When I came across this window the light drew me towards it. The window itself is a pretty standard, rectangular shape. I like the squared paper effect, but I don’t like the iron bars on the outside. I know that in some countries bars on the windows of houses are very common place, but they tend to put me in mind of prisons. I just don’t like them.
So there were elements in this window which appealed to me, and those which I found somewhat off-putting. However, it was the quality of the light itself which really appealed to me and I decided to photograph the light. That’s why I stepped back from the window and took this photo.
Having taken the photo, from the first time I reviewed it on my computer, and every time since, I’ve been struck by the presence of the seats in the foreground.
Why are those seats there?
Not to sit and look out the window at the garden or whatever you can see “out there”. Because the window is opaque. You can’t really see through it all.
So why sit there?
To see the light.
To experience the light.
To enjoy the light.
It’s a funny thing but it’s this window, and a couple of other ones I’ve encountered, shift my focus away from what I can see “out there” through the window and replace that with a focus on the quality of light streaming through “into here”.
Does that sound like it isn’t much? Maybe it does, but, you know, I think when we look out of a window to see what’s “out there” then the window itself disappears. It’s a frame, and lens, and as such, it contains, and filters what we are seeing. And I think a lot of the time, we are not very aware of the frames and lenses which colour and alter our view of reality. But when we shift the focus to our experience of the light, then something different happens.
Is this the shift between grasping something, (the main way in which we “exploit” the world), and simply experiencing the present moment (the main way we “explore” the world)?

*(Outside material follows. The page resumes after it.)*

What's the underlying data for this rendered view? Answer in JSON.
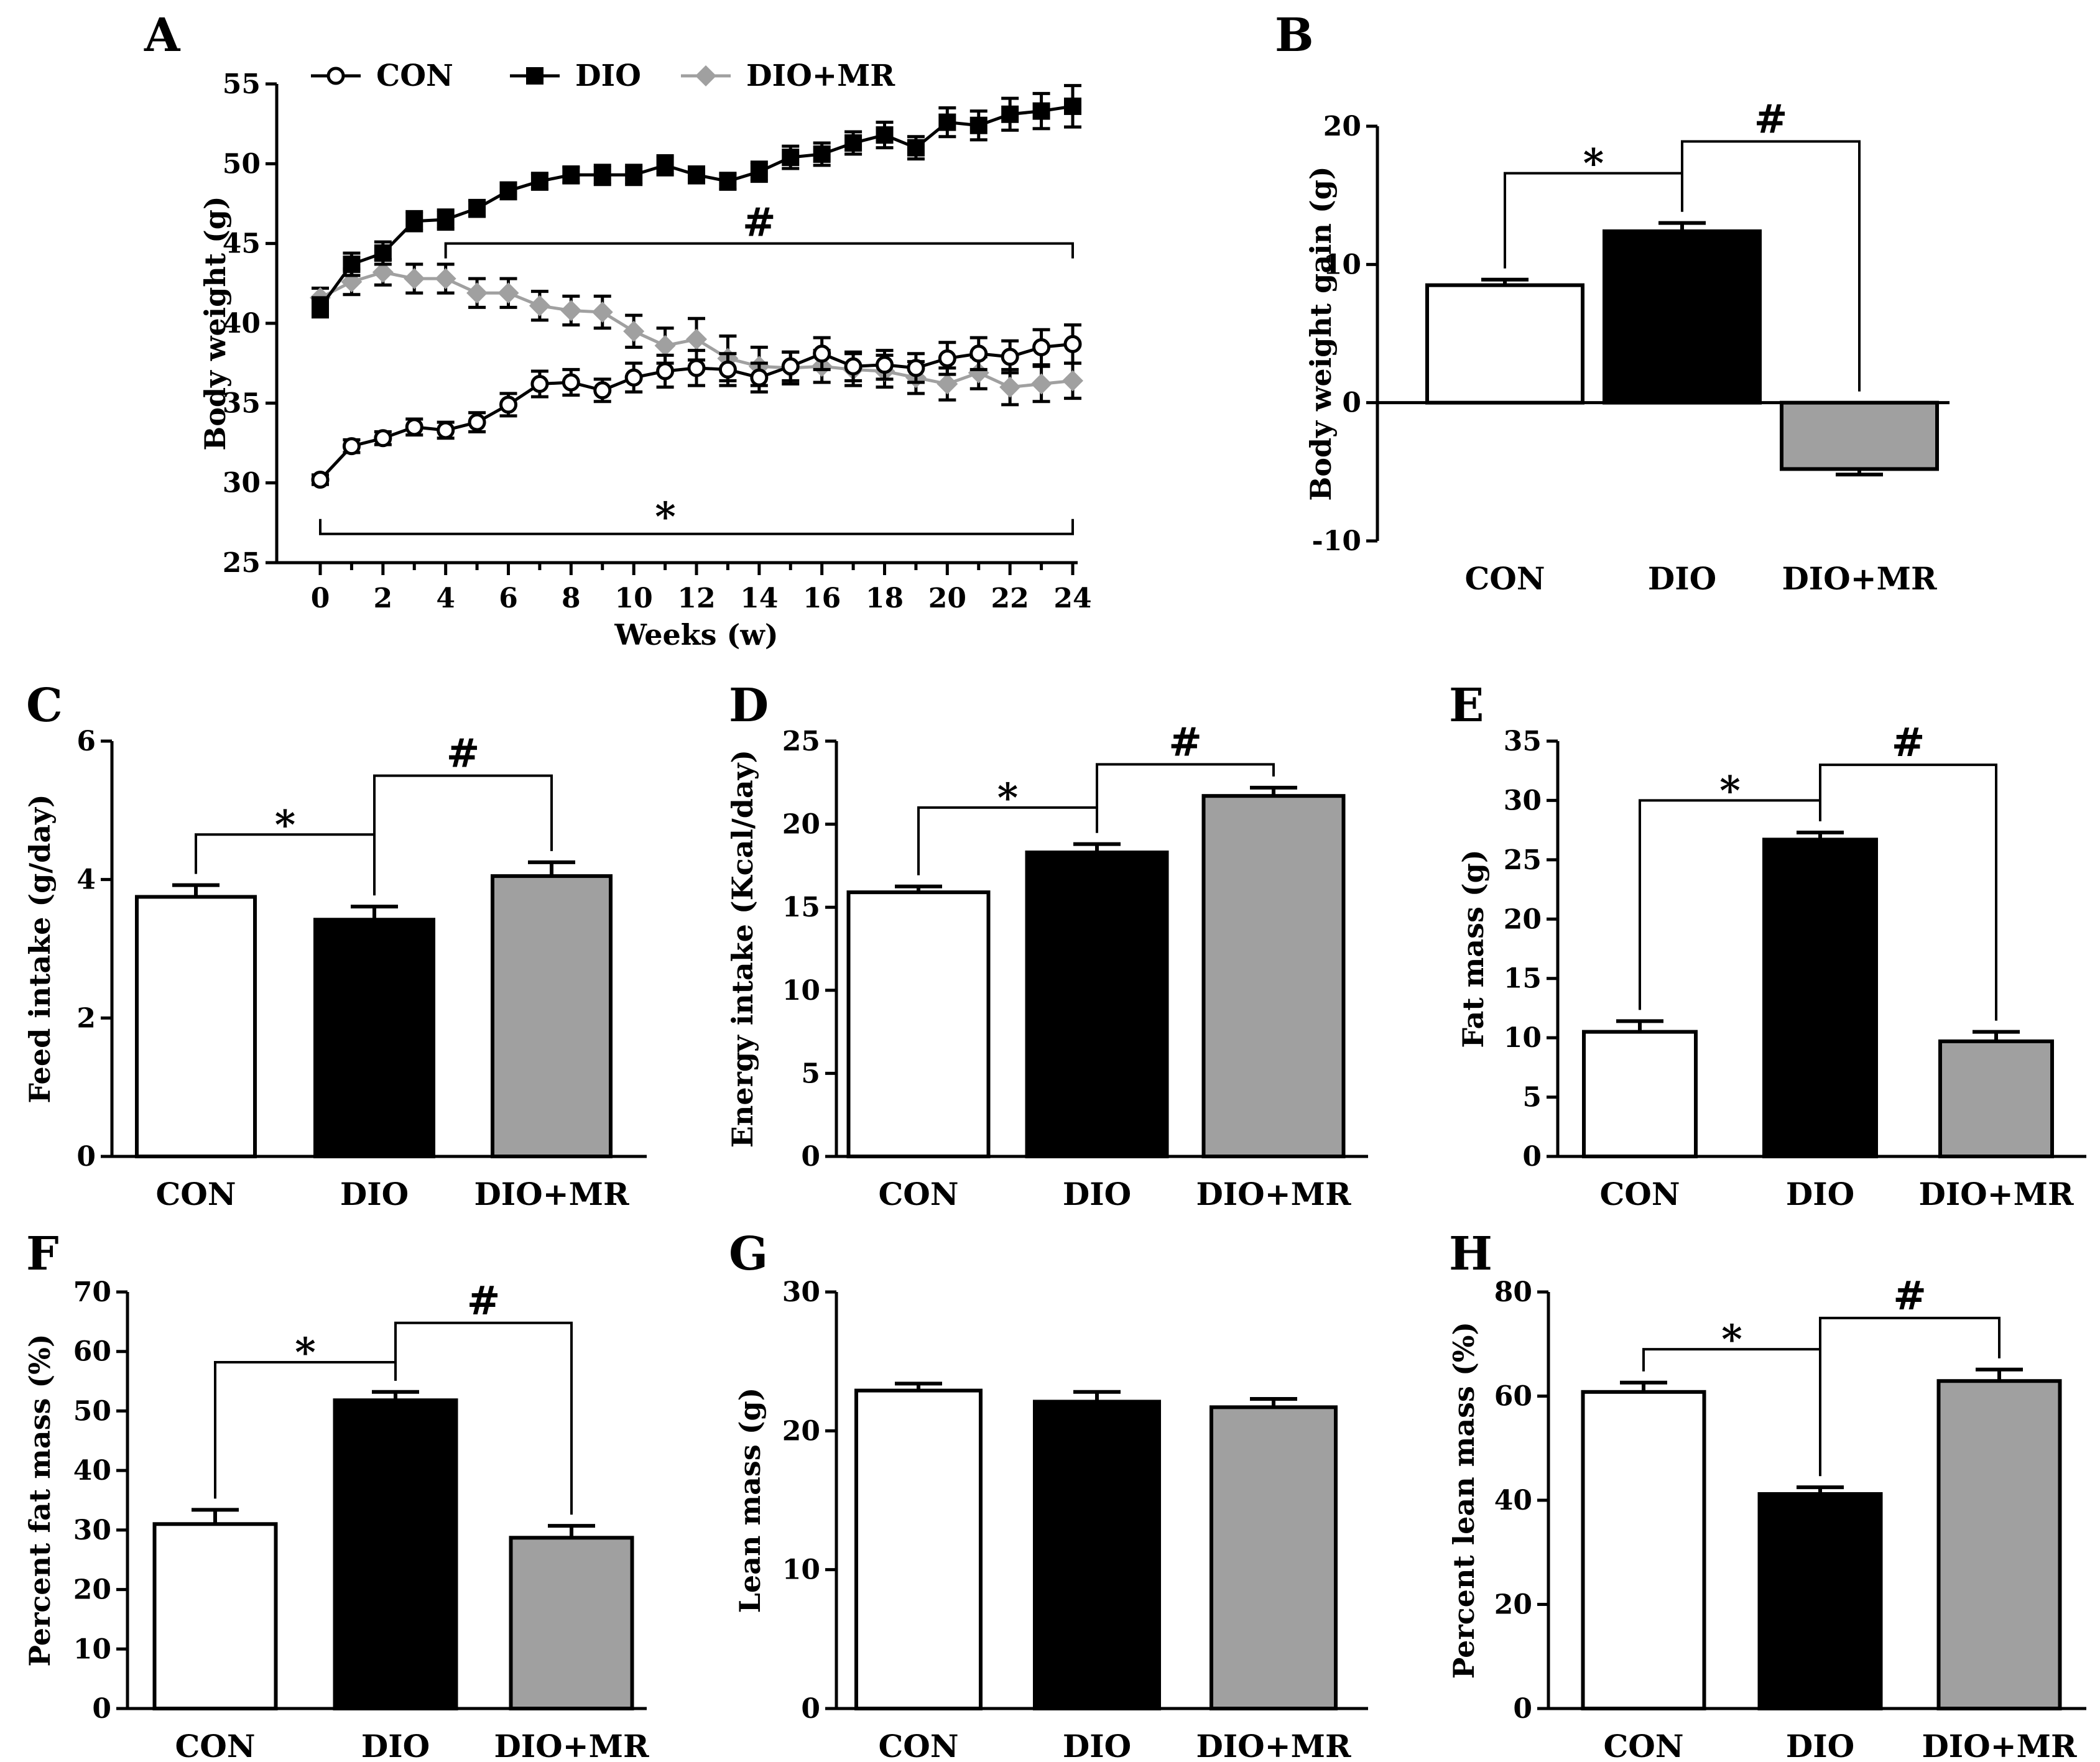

Is this the shift between a utilitarian approach, asking “but what is the window for?” to something more playful, something which has value in its own right, not just to act as a tool to achieving something else?
Huh, suddenly I’m reminded of an essay by C S Lewis about observing a shaft of light in his shed, then moving to be within the light itself, something which he used to think about the difference between observing and experiencing. I wrote about it once…..ah, yes, here it is, if you’d like to read it.
Besides the light I see squares all over the room including the couch cushions and the tiled floor and oh that amazing shutter. Is it a carved shutter that looks like a door. Not sure what it all means to my mind just how I love the interconnectedness of the square shapes.